Pesquisas indicam que a avaliação de Debby pode ser a dominante. Não apenas na área metropolitana de Pittsburgh, onde moram 2,4 milhões de pessoas, como em todo o chamado Cinturão da Ferrugem — região que sofre com o declínio industrial americano, via sua população encolher a cada ano e sentia-se esquecida pelos governantes. Agora, por diversos motivos, os estados de Pensilvânia, Ohio, Michigan, Indiana, Wisconsin, Virgínia Ocidental e uma parte de Nova York parecem ter deixado a crise para trás.
Há dois anos, Trump e a democrata Hillary Clinton concentraram a fase final das campanhas no Cinturão da Ferrugem. A estratégia surpreendeu especialistas, que imaginavam que ambos deveriam estar nos “estados-pêndulo”, que a cada eleição escolhem um partido, como a Flórida.
Na apuração, a estratégia dos candidatos foi explicada. Trump teve vitórias apertadas em estados antes tido como fiéis aos democratas, o que o ajudou a chegar à Casa Branca. Por apenas 68 mil votos, por exemplo, ele conquistou todos os 20 delegados do colégio eleitoral da Pensilvânia, um peso considerável na sua luta pelos 270 delegados necessários para a vitória.
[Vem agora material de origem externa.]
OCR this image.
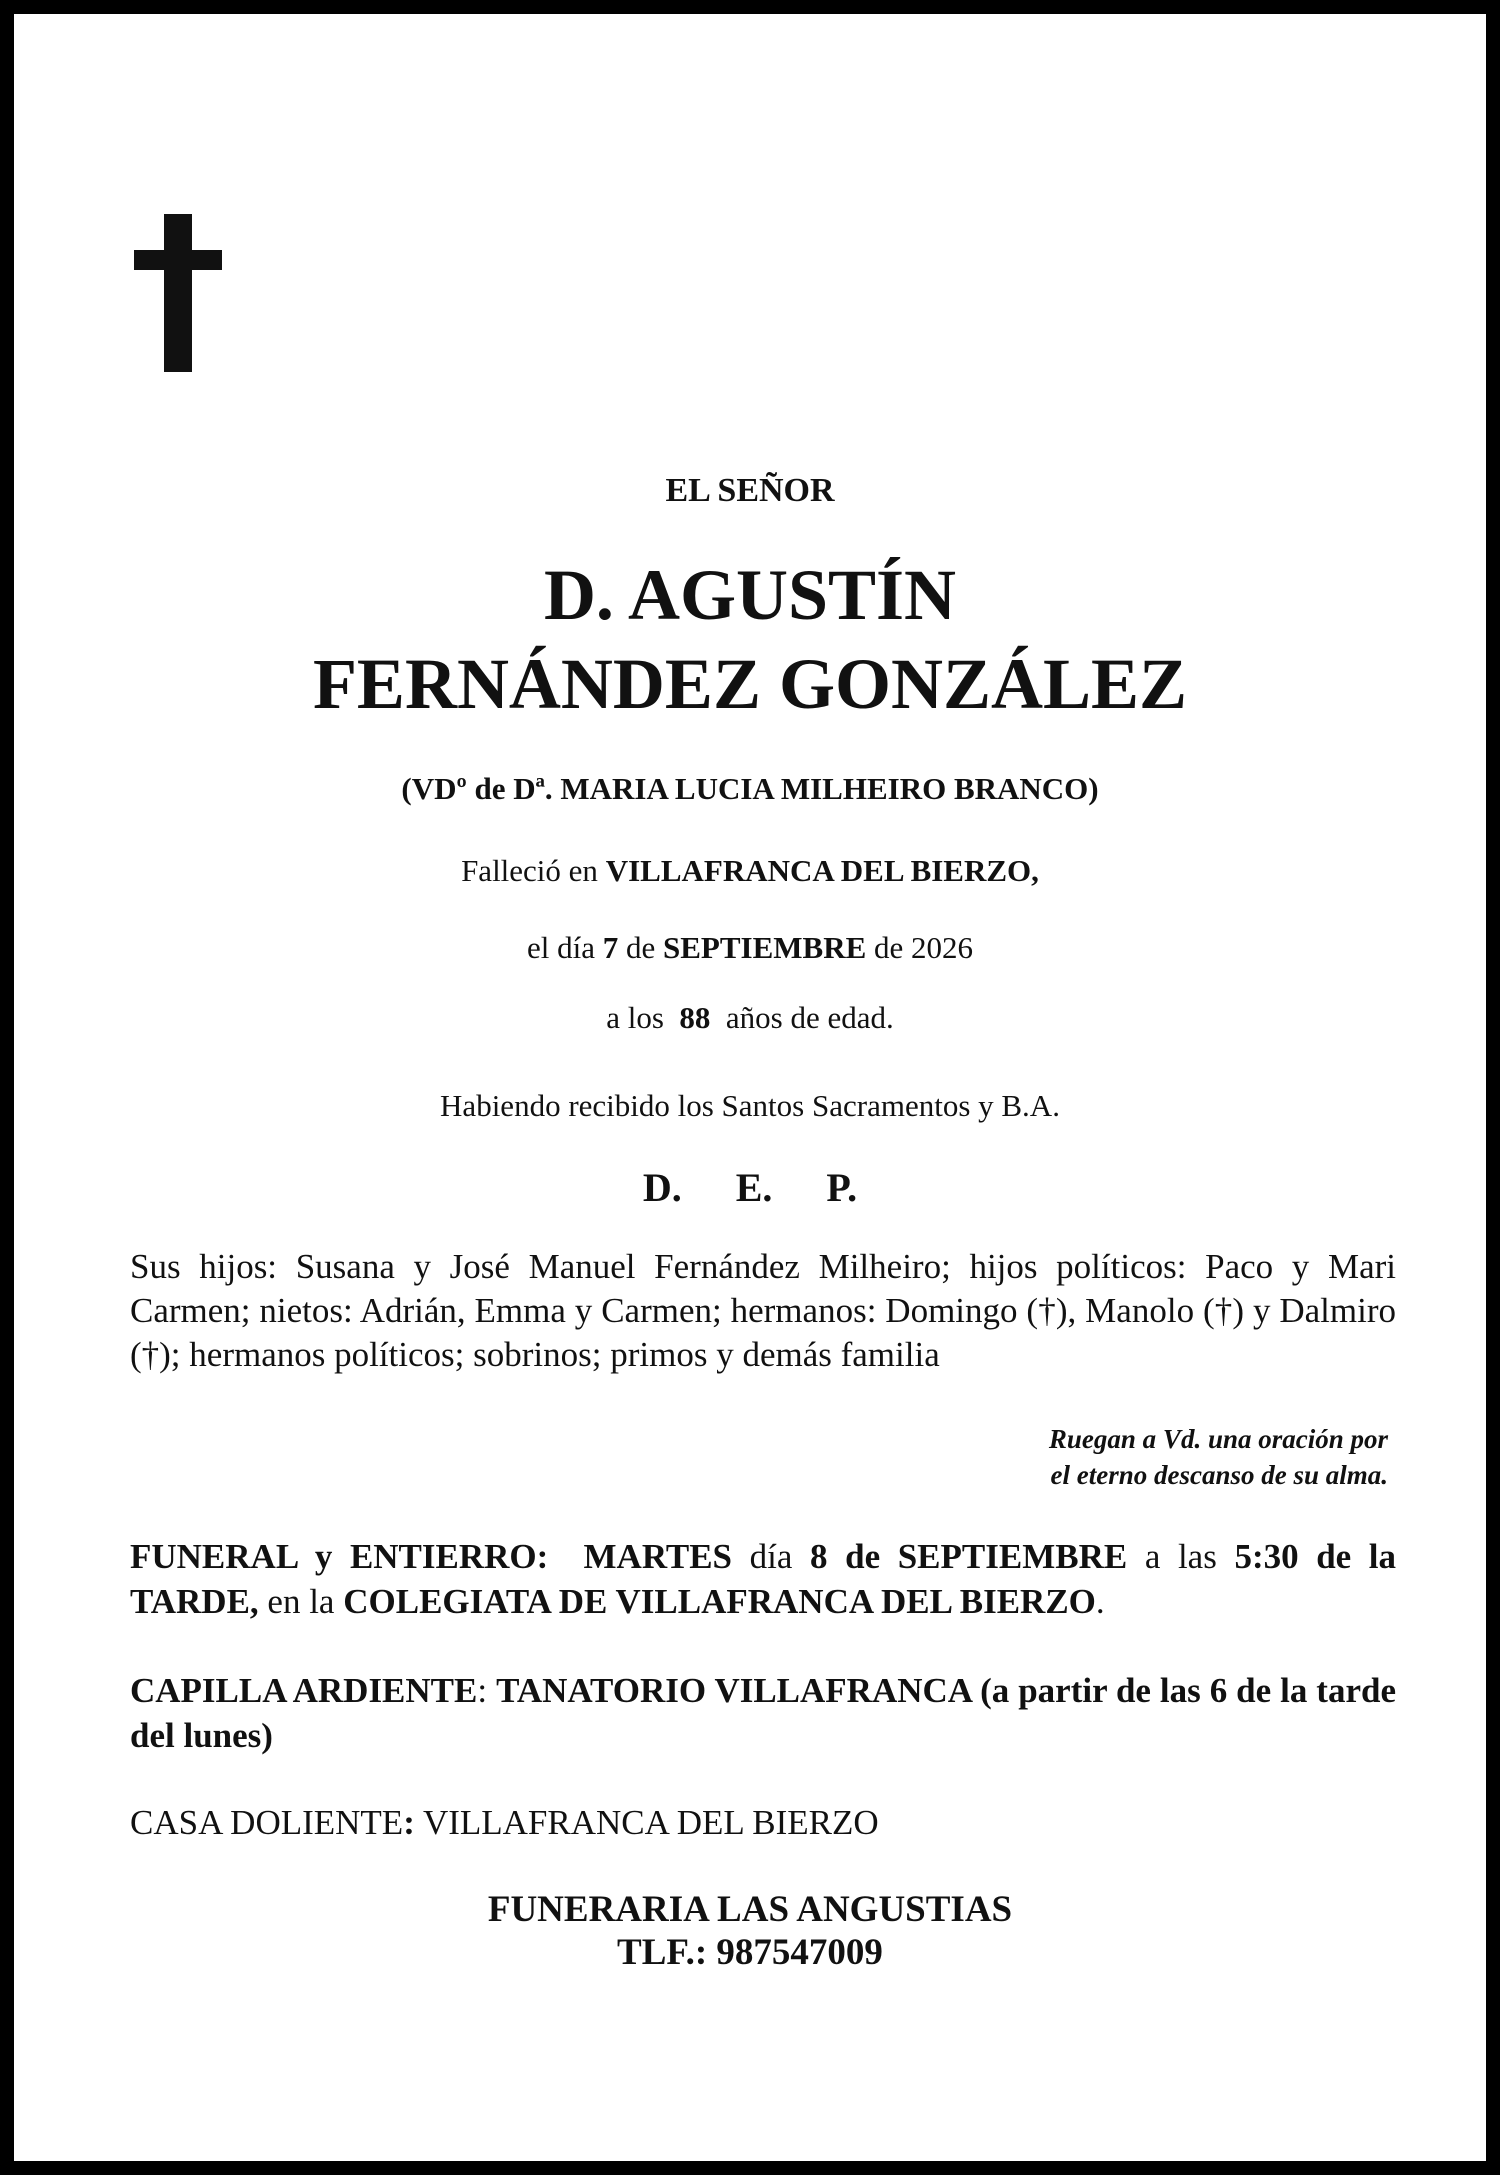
EL SEÑOR
D. AGUSTÍN
FERNÁNDEZ GONZÁLEZ
(VDº de Dª. MARIA LUCIA MILHEIRO BRANCO)
Falleció en VILLAFRANCA DEL BIERZO,
el día 7 de SEPTIEMBRE de 2026
a los 88 años de edad.
Habiendo recibido los Santos Sacramentos y B.A.
D. E. P.
Sus hijos: Susana y José Manuel Fernández Milheiro; hijos políticos: Paco y Mari Carmen; nietos: Adrián, Emma y Carmen; hermanos: Domingo (†), Manolo (†) y Dalmiro (†); hermanos políticos; sobrinos; primos y demás familia
Ruegan a Vd. una oración por
el eterno descanso de su alma.
FUNERAL y ENTIERRO: MARTES día 8 de SEPTIEMBRE a las 5:30 de la TARDE, en la COLEGIATA DE VILLAFRANCA DEL BIERZO.
CAPILLA ARDIENTE: TANATORIO VILLAFRANCA (a partir de las 6 de la tarde del lunes)
CASA DOLIENTE: VILLAFRANCA DEL BIERZO
FUNERARIA LAS ANGUSTIAS
TLF.: 987547009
No total, os estados do Cinturão da Ferrugem deram 80 votos a Trump no Colégio Eleitoral, um em cada quatro obtidos pelos republicano, que ao final conseguiu contabilizar 306 votos na instância que formalmente elege o presidente americano. Essa força surpreendeu, pois a região era considerada um feudo democrata, devido à forte influência dos sindicatos.
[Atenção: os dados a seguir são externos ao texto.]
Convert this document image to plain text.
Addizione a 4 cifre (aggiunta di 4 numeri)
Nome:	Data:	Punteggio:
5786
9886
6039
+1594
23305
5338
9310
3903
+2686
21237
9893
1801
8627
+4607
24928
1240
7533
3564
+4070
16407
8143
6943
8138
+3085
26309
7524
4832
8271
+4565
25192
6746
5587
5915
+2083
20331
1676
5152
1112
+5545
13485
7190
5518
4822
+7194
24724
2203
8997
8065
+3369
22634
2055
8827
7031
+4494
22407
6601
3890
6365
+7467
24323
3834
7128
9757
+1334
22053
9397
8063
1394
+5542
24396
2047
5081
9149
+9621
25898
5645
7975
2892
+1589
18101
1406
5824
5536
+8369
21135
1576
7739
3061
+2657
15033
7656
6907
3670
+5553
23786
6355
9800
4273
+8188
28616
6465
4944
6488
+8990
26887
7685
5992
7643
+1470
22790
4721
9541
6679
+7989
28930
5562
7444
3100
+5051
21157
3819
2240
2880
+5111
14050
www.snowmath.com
A vantagem de dois anos atrás não deve se repetir agora, quando serão renovados os 435 deputados, 35 dos 100 senadores e 36 dos 50 governadores, além de diversos cargos locais por todo o país. Em jogo, está a maioria republicana na Câmara e no Senado.
— Em vários estados do Cinturão da Ferrugem as disputas estão muito apertadas, mas vemos que os democratas devem se sair melhor que em 2016 — afirmou ao GLOBO Robert Schmuhl, professor de Ciências Políticas da Universidade Notre Dame, no estado de Indiana.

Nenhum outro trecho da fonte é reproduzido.